Per questo è così importante che le istituzioni a ogni livello inizino a fornire servizi alla gente del posto nella propria lingua. La lingua è la spina dorsale dei gruppi minacciati (spesso insieme a un po’ di portoghese), che a loro volta salvaguardano la foresta pluviale in cui vivono.

Proteggere la fonte di protezione

Con più di dieci milioni di anni di storia e un tempo dimora di 390 miliardi di alberi, questo vasto bacino fluviale costituisce un patrimonio senza rivali per la biodiversità in gran parte del Sud America.

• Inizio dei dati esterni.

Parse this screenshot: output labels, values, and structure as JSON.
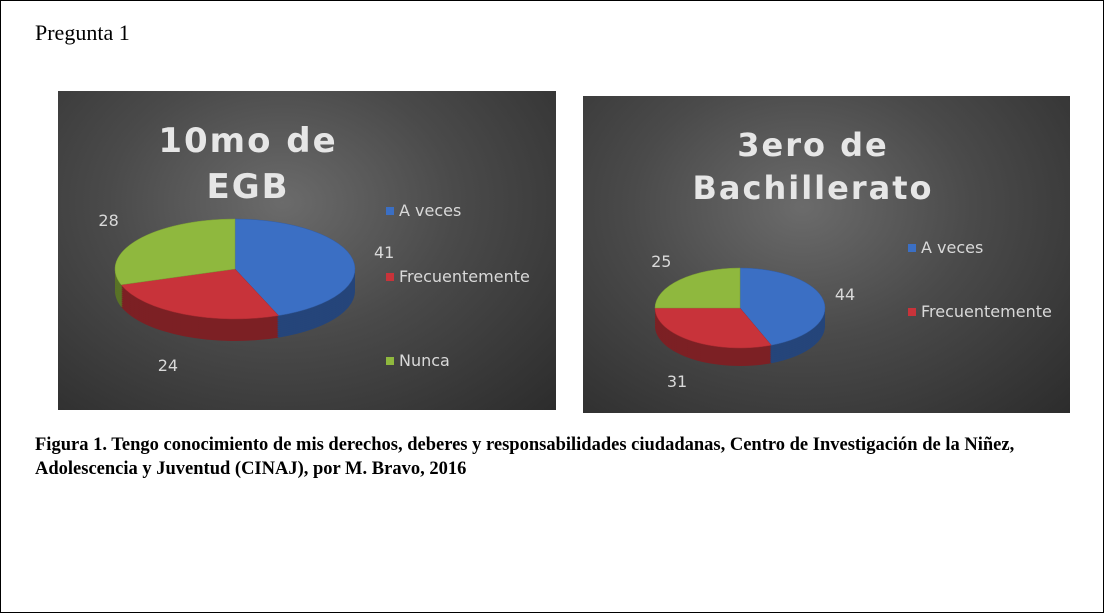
{
  "heading": "Pregunta 1",
  "chart_data": [
    {
      "type": "pie",
      "title": "10mo de EGB",
      "categories": [
        "A veces",
        "Frecuentemente",
        "Nunca"
      ],
      "values": [
        41,
        24,
        28
      ],
      "colors": [
        "#3b6fc4",
        "#c8333a",
        "#8fb83e"
      ],
      "legend": "right"
    },
    {
      "type": "pie",
      "title": "3ero de Bachillerato",
      "categories": [
        "A veces",
        "Frecuentemente",
        null
      ],
      "values": [
        44,
        31,
        25
      ],
      "colors": [
        "#3b6fc4",
        "#c8333a",
        "#8fb83e"
      ],
      "legend": "right"
    }
  ],
  "caption": "Figura 1. Tengo conocimiento de mis derechos, deberes y responsabilidades ciudadanas, Centro de Investigación de la Niñez, Adolescencia y Juventud (CINAJ), por M. Bravo, 2016"
}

Tuttavia, tutti i fattori negativi menzionati spingono la foresta amazzonica verso il punto di non ritorno, che costituirebbe la svolta definitiva per il riscaldamento globale.

Seppur non direttamente coinvolta nella preservazione delle culture indigene, Trusted Translations è profondamente consapevole dell’importanza di queste antiche lingue. Il suo personale altamente qualificato lavora ogni giorno con strumenti all’avanguardia (come la localizzazione) che incoraggiano gli utenti internet a utilizzare le proprie lingue native anziché dover optare automaticamente per il portoghese per le attività online. Perché la perdita di questo patrimonio linguistico di valore incalcolabile sarebbe un danno irreparabile per il mondo intero.